Here are the highlights of the supplement guide of the UK based Awesome Supplements blog.
Phase 2 supplements are useful for those who are very active and who hope to improve general gym performance. The supplements you’ll see here are not designed to deliver something that can typically be consumed in the diet; rather they are substances which are typically consumed through food in very low doses, however when a dose is increased significantly there is evidence of an improvement in gym/sports performance. In brief, this group of supplements is extremely useful for those looking to build muscle, improve fitness and maximize gym performance, thus can be recommended alongside Phase 1 supplements.
The two most commonly mentioned supplements are creatine monohydrate and beta alanine, and for good reason! Creatine monohydrate is able to increase strength, hypertrophy and performance outcomes from high intensity interval training (click here to read an article about HIIT) meaning that anyone training with intensity will get more bang for their buck by throwing a dose of creatine into their water every day. Similarly, beta alanine can increase performance in hard training that lasts longer than 60 seconds, making it perfect for high intensity and functional training, sports, or hard conditioning. Of course not everyone is going to need beta alanine, because not everyone works for over 60 seconds at a time and so not everyone will benefit from it.
Alongside this, caffeine is a useful supplement for gym goers because it can increase alertness and performance in exhaustive exercise, while also boosting upper body strength and overall power production.
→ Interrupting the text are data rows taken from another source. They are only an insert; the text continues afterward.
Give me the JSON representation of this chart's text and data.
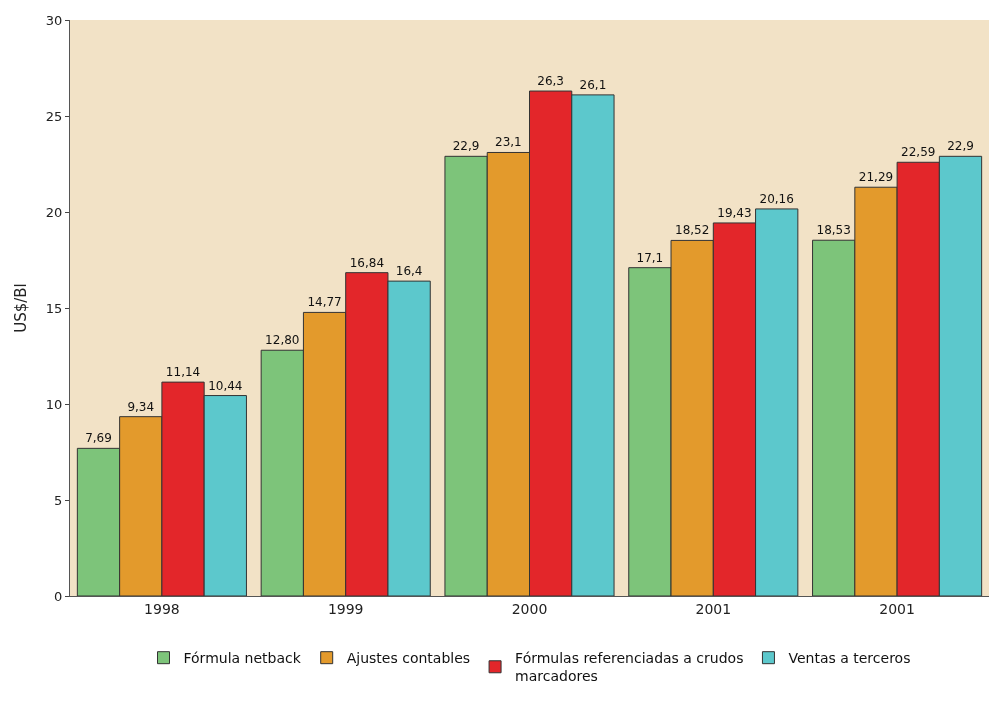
{
  "chart_data": {
    "type": "bar",
    "ylabel": "US$/Bl",
    "categories": [
      "1998",
      "1999",
      "2000",
      "2001",
      "2001"
    ],
    "series": [
      {
        "name": "Fórmula netback",
        "color": "#7dc47a",
        "values": [
          7.69,
          12.8,
          22.9,
          17.1,
          18.53
        ],
        "value_labels": [
          "7,69",
          "12,80",
          "22,9",
          "17,1",
          "18,53"
        ]
      },
      {
        "name": "Ajustes contables",
        "color": "#e39a2c",
        "values": [
          9.34,
          14.77,
          23.1,
          18.52,
          21.29
        ],
        "value_labels": [
          "9,34",
          "14,77",
          "23,1",
          "18,52",
          "21,29"
        ]
      },
      {
        "name": "Fórmulas referenciadas a crudos marcadores",
        "color": "#e3262a",
        "values": [
          11.14,
          16.84,
          26.3,
          19.43,
          22.59
        ],
        "value_labels": [
          "11,14",
          "16,84",
          "26,3",
          "19,43",
          "22,59"
        ]
      },
      {
        "name": "Ventas a terceros",
        "color": "#5cc8cc",
        "values": [
          10.44,
          16.4,
          26.1,
          20.16,
          22.9
        ],
        "value_labels": [
          "10,44",
          "16,4",
          "26,1",
          "20,16",
          "22,9"
        ]
      }
    ],
    "ylim": [
      0,
      30
    ],
    "yticks": [
      0,
      5,
      10,
      15,
      20,
      25,
      30
    ],
    "grid": false,
    "legend": "bottom"
  }
}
Using caffeine tablets or drinking a coffee 15-30 minutes before you train can help you stay sharp and get more work done. BUT be careful with your caffeine intake as it should be a personalized dose based on your weight, sensitivity and time of the day. (Awesome Supplements has a stand-alone product that lets you control the dosage based on your needs.)
The final supplement that could be placed in this category is perhaps the simplest on the list – salts. When we think of hydration we think of water, but your body needs more than that to properly hydrate – it also needs the essential salts (primarily sodium and potassium) which help to properly store water where it needs to be and in the correct proportions. In extreme cases taking on too much water without salts can lead to a condition called hyponatraemia, which kills marathon runners every year. This is why Awesome Supplements’ team recommends electrolytes to anyone who sweats heavily while training or spending a long time in the heat indoors/outdoors, training at high intensity, group training or HIIT training.